Não faltam áreas carentes que precisam de proteção contra enchentes. Talvez o exemplo mais flagrante seja a extremidade oeste de Coney Island, que sofre com inundações recorrentes durante chuvas fortes, quando a água do mar sobe pelos córregos e transborda do sistema de drenagem. Essas inundações muitas vezes impossibilitam que as crianças vão a pé para a escola. Mesmo que Coney Island tenha sido um dos bairros mais atingidos pelo furacão Sandy em 2012, a cidade ainda não construiu novas defesas contra enchentes na região.
Após a tempestade Sandy, bairros em Manhattan receberam investimentos de milhões e milhões de dólares", disse Pamela Pettyjohn, fundadora do Projeto de Embelezamento de Coney Island, um grupo comunitário que defende a proteção contra enchentes e melhorias na qualidade de vida. "Não houve nenhum investimento em Coney Island além de empreendimentos imobiliários — muitos novos empreendimentos, novos prédios, mas nada para a infraestrutura".
O governo municipal está realizando reuniões com moradores de Coney Island para decidir como reduzir o risco de enchentes nos córregos locais.
Em outras áreas, arquitetos e urbanistas esboçaram possíveis soluções para as quais não há verba disponível. No East Harlem, por exemplo, a cidade trabalhou com o escritório de arquitetura One Architecture para desenvolver um plano que drenaria a água da chuva que se acumula nas ruas baixas e elevaria os calçadões ao longo do rio. O plano existe há quase uma década, mas a cidade não conseguiu arrecadar o dinheiro necessário para construí-lo.

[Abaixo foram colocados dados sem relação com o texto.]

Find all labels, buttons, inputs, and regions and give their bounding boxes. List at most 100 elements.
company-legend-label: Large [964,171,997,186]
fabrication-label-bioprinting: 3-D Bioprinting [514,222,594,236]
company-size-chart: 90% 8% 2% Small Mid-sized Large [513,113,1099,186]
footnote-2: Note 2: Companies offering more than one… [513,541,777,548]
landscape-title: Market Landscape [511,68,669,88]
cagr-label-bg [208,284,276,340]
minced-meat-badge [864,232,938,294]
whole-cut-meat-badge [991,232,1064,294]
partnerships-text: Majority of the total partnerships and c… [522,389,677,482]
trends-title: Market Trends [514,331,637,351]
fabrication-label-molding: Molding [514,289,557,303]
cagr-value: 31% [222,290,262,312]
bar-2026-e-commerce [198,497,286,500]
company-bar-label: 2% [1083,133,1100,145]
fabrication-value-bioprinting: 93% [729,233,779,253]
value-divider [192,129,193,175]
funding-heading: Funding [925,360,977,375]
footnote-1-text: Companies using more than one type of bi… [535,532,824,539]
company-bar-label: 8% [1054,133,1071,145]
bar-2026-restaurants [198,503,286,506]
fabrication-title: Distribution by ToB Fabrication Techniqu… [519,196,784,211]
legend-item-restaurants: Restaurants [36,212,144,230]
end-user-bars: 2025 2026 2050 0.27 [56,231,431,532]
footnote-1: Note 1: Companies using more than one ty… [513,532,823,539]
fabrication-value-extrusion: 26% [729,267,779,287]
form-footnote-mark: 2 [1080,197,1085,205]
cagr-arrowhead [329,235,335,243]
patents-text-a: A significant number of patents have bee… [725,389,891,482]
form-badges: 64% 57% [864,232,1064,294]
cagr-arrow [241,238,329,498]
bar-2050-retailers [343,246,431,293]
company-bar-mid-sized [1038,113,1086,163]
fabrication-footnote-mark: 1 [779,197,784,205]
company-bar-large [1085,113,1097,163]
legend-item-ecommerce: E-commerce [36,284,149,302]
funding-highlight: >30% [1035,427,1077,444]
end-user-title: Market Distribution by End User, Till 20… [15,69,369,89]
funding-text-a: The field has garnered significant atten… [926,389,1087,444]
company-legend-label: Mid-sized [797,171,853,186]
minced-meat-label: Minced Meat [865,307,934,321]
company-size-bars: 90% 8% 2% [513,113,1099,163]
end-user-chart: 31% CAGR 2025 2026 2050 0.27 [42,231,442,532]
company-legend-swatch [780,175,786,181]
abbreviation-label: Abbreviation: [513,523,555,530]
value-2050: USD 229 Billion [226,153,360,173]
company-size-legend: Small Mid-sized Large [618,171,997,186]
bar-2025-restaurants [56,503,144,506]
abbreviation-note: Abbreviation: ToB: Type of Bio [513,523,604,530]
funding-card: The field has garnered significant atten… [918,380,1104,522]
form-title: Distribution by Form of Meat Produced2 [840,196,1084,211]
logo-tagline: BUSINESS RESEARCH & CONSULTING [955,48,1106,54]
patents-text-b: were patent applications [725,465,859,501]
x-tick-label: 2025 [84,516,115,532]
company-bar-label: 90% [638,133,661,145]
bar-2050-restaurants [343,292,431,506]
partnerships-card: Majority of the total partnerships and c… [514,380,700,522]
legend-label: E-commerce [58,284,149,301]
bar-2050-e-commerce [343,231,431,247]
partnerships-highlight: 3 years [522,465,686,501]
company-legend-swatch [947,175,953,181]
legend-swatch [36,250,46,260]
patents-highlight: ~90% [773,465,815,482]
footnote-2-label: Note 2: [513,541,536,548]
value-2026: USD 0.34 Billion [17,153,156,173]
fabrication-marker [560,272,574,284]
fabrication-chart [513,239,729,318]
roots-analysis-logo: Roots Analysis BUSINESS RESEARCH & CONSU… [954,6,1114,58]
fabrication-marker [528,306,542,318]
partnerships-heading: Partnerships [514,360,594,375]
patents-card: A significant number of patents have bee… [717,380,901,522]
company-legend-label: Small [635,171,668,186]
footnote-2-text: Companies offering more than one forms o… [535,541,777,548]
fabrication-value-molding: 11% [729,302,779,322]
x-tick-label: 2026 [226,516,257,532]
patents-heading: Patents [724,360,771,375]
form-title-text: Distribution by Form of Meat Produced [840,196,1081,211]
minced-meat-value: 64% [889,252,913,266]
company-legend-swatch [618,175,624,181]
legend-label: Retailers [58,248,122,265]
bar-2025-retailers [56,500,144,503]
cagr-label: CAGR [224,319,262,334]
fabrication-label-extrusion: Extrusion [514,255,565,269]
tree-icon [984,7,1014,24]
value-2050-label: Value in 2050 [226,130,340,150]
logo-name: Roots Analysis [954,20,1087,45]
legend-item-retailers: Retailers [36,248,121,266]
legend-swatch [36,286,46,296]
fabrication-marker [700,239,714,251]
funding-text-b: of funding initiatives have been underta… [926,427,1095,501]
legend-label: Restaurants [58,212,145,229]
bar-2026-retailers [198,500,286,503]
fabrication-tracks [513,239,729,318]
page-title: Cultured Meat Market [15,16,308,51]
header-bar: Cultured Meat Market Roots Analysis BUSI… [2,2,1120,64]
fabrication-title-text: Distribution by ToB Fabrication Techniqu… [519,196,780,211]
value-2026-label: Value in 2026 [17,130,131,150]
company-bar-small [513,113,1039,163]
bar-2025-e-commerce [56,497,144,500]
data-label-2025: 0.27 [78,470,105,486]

Em outros casos, os esforços de defesa contra inundações fracassaram devido a restrições orçamentárias. A cidade redirecionou seu projeto de adaptação a inundações proposto para o bairro de Hunts Point, no Bronx, para um projeto mais barato que fornecerá energia de reserva fora da rede para o importante depósito de alimentos da região, disse Amy Chester, diretora da Rebuild by Design, organização que liderou o esforço de adaptação pós-Sandy.

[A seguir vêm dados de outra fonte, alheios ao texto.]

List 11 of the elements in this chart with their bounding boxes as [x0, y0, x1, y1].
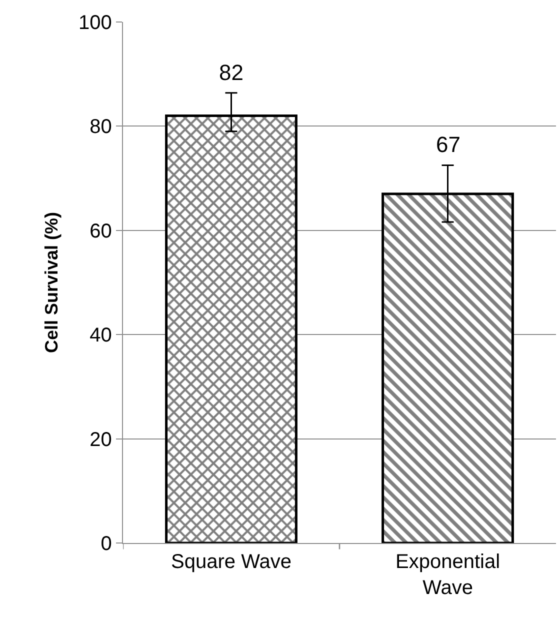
- y-tick-label: 0: [100, 533, 112, 555]
- y-axis-title: Cell Survival (%): [42, 212, 62, 354]
- x-tick-label: Square Wave: [171, 551, 292, 574]
- y-tick-label: 80: [90, 116, 112, 138]
- x-tick-label: Exponential Wave: [395, 551, 500, 600]
- y-tick-label: 100: [78, 12, 112, 34]
- y-tick-label: 20: [90, 428, 112, 451]
- data-label: 67: [436, 132, 460, 157]
- y-tick-label: 60: [90, 220, 112, 242]
- data-label: 82: [219, 60, 244, 85]
- y-tick-label: 40: [90, 324, 112, 347]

Podemos planejar isso, mas tudo se resume a prioridades", disse Chester.
Outro problema é que as pessoas frequentemente discordam sobre como uma determinada área deve se defender contra inundações e sobre o que constitui investimento suficiente. Garcia afirmou que, em alguns casos, uma comporta ou um quebra-mar podem ser a melhor opção, enquanto em outros, a compra de imóveis ou a criação de áreas costeiras sustentáveis podem funcionar melhor.
Autoridades municipais já enfrentaram resistência em relação a pelo menos um projeto. A cidade iniciou as obras no final do ano passado em um projeto no bairro de Red Hook, no Brooklyn, que também foi duramente atingido pelo furacão Sandy. A obra elevará ruas e instalará novos quebra-mares ao longo da orla, mas moradores e ativistas afirmam que é insuficiente: o projeto visa proteger apenas contra "tempestades decenais", que têm uma chance de 1 em 10 de ocorrer em um determinado ano, e não contra as muito maiores "tempestades centenárias" contra as quais os projetos do sul de Manhattan visam proteger. A prefeitura alega que a topografia local e os terrenos à beira-mar de propriedade privada tornam impossível a construção de uma barreira semelhante à de Manhattan.